Number of checkouts your site can handle in a minute
If you presume all or most of those users will ultimately check out, you could think of it as how many checkouts your site can handle in a minute. Often the checkout is the most intensive load element on the website, so working back from peak orders per minute is a good way to figure out how many users you want to feed in each minute.
Users out of your waiting room every minute
If you have just one waiting room — you can also think of the rate as the number of users you will let out of your waiting room every minute. If you are running several waiting rooms in parallel, users will be let out of all of your rooms until the rate is hit in any given minute.

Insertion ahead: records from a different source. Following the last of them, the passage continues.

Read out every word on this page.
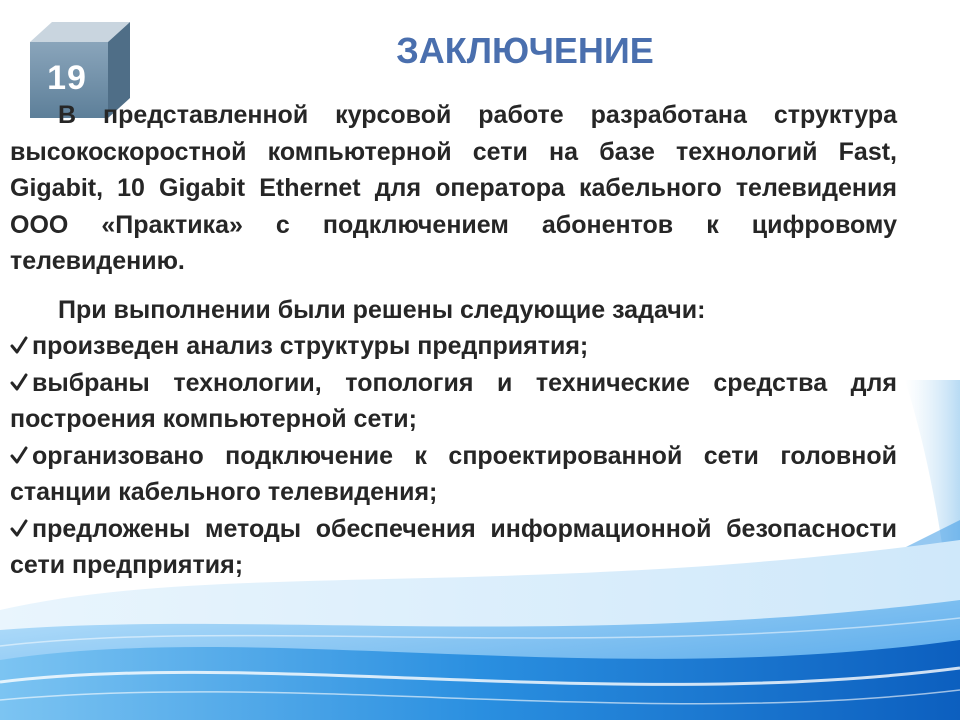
19
ЗАКЛЮЧЕНИЕ

В представленной курсовой работе разработана структура высокоскоростной компьютерной сети на базе технологий Fast, Gigabit, 10 Gigabit Ethernet для оператора кабельного телевидения ООО «Практика» с подключением абонентов к цифровому телевидению.

При выполнении были решены следующие задачи:

произведен анализ структуры предприятия;

выбраны технологии, топология и технические средства для построения компьютерной сети;

организовано подключение к спроектированной сети головной станции кабельного телевидения;

предложены методы обеспечения информационной безопасности сети предприятия;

The traffic threshold beyond which you need waiting room protection
If you’re consistently receiving fewer users each minute than you have set your rate — then there is no need for users to wait, and the waiting room will not appear. So if normal traffic is about 10 users per minute, and you can handle a maximum of 50 users per minute, setting your rate to 40 will mean no one will see a waiting room under normal traffic levels. Once your rate raises above 40, the waiting room will appear and start queuing users. Once a queue has backed up, the waiting room will stay in place until the queue has emptied.
What it isn’t
It is not the total number of simultaneous users you can handle
The rate is the number of users joining your site each minute, not the total count of current users. If you want to control waiting room primarily on a one-in-one-out basis, use our one-in-one-out feature. You’ll still need to set a rate, most sites can’t handle going from 0 to 1000 in one minute even if they can handle 1000 users once warmed up. But you can set the rate higher if you are primarily relying on one-in-one-out to control how many get onto your site.
How to set the rate
The rate is not set within your waiting room settings. It's set at the domain level. When you think about it, this makes sense. We're defining the influx of users your entire website can handle. So you'll find the setting in Domain Settings, or -- most obviously, on the Dashboard, when the domain is selected.
What should I set the rate to?
Lower thank you think. No, lower than that. Most of our customers think they can handle much more traffic than they can in reality. A typical transactional website can handle about 20 checkouts per minute, so that would be a middle of the range rate. Unless you’ve confidently done more than that in the past, you might want to start at 10. It’s much easier to raise the rate if you are pleasantly surprised (CrowdHandler allows you to change the rate in real time), just wait until you’ve seen users complete their journeys, and confirm that everything is stable. Starting high and lowering the rate is riskier. It’s much harder to recover a crashed website, and it means the people at the front of your queue are having the worst experience, which hardly seems fair. If your website is struggling you need to set the rate to something really low (like 0!) until it recovers, and then start inching the rate up.
If you don’t want to spend lots of time tweaking rates, look into our autotune feature, which will moderate the rate in real time based on performance feedback from your website.